Her cat escaped his leg when he left. It isn’t
much of a story. It never became a story at all.

There’s such canniness toward linear narrative and how trauma remakes the brain to subvert that narrative, as in this unbearable section from “In Truth I Wish Him Harm”:

Then the man removes her pants and tells her to watch the television.
It radiates blue light.
The girl develops a paralyzing fear of dark blue storm clouds.
She misses her bus.
Years later she will write with the deep worry it was only the color she saw.
No man.

There are numerous other standouts in “The Men Fall Away,” including “Testament with Water under the Bridge,” “Judges,” which contains the breathtaking line, “How I’ve gnawed the rims of cups. My desire to forget / left me a cast-iron mouth,” and “World’s Tiniest Violin,” with the line “my small wrists that are still so small,” the brutality of which I keep returning to. “Liquid Waste: A Postscript” also has many bright spots, such as, “To forgive, I poured milk in a saucer for a creature that never came.” There’s no clean resolution here, no tidy bow to tie it all up with, just a dogged keeping on.

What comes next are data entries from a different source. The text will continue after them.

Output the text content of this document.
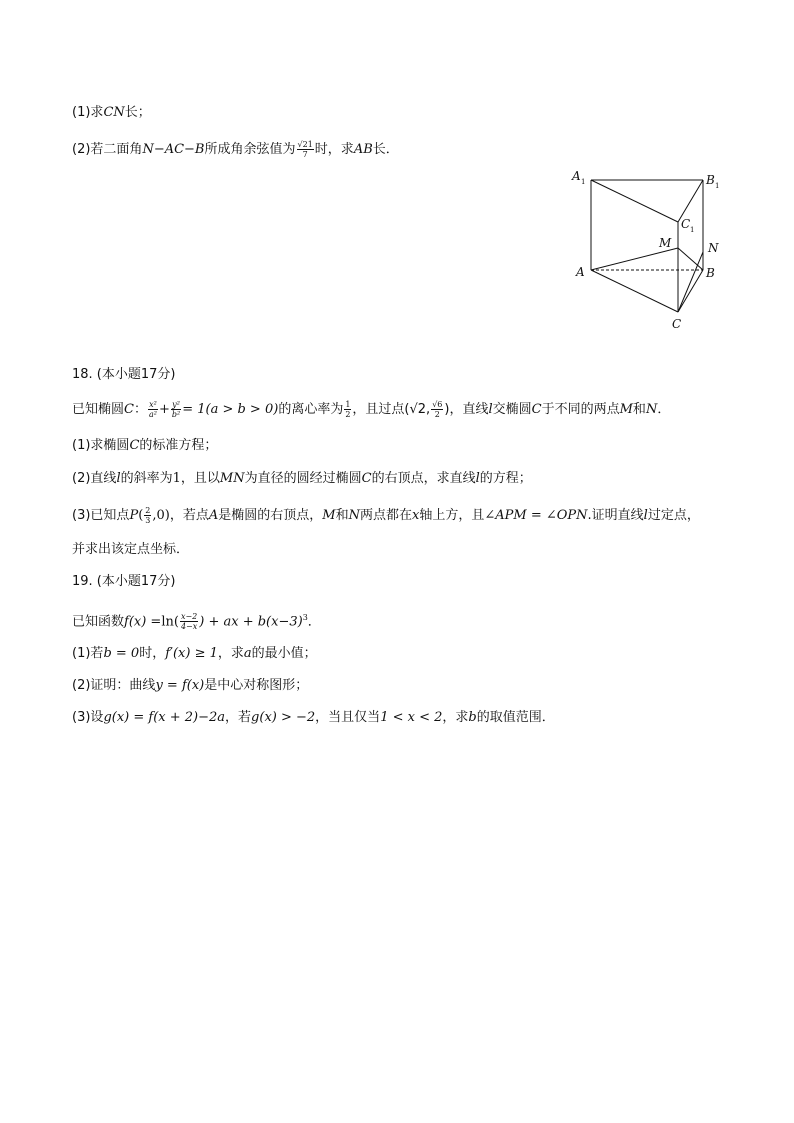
(1)求CN长；
(2)若二面角N−AC−B所成角余弦值为 $\frac{√21}{7}$ 时，求AB长．
A 1	B 1
C 1
M	N
A	B
C
18. (本小题17分)
已知椭圆C： $\frac{\text{x²}}{\text{a²}} + \frac{\text{y²}}{\text{b²}} = 1(a > b > 0)$的离心率为 $\frac{1}{2}$ ，且过点(√2, $\frac{√6}{2}$ )，直线l交椭圆C于不同的两点M和N．
(1)求椭圆C的标准方程；
(2)直线l的斜率为1，且以MN为直径的圆经过椭圆C的右顶点，求直线l的方程；
(3)已知点$P( \frac{2}{3} ,0)$，若点A是椭圆的右顶点，M和N两点都在x轴上方，且∠APM = ∠OPN.证明直线l过定点，
并求出该定点坐标．
19. (本小题17分)
已知函数$f(x) =\ln( \frac{x-2}{4-x}$ ) + ax + $b(x-3)^3$．
(1)若b = 0时，f′(x) ≥ 1，求a的最小值；
(2)证明：曲线y = f(x)是中心对称图形；
(3)设g(x) = f(x + 2)−2a，若g(x) > −2，当且仅当1 < x < 2，求b的取值范围．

This is a book that returns the reader’s gaze (whether they’ve suffered sexual violence, perpetrated it, or simply been forged by our misogynistic culture), so it can’t help but be a deeply personal book to encounter. As Eilbert’s speaker states in the final section, “I was born with black eyes / open, meaning I peeled back and stared through vaginal light.” Eilbert doesn’t spare herself or her readers, and I’m so grateful for that. Both timely and timeless, this howl of truth will echo for years to come.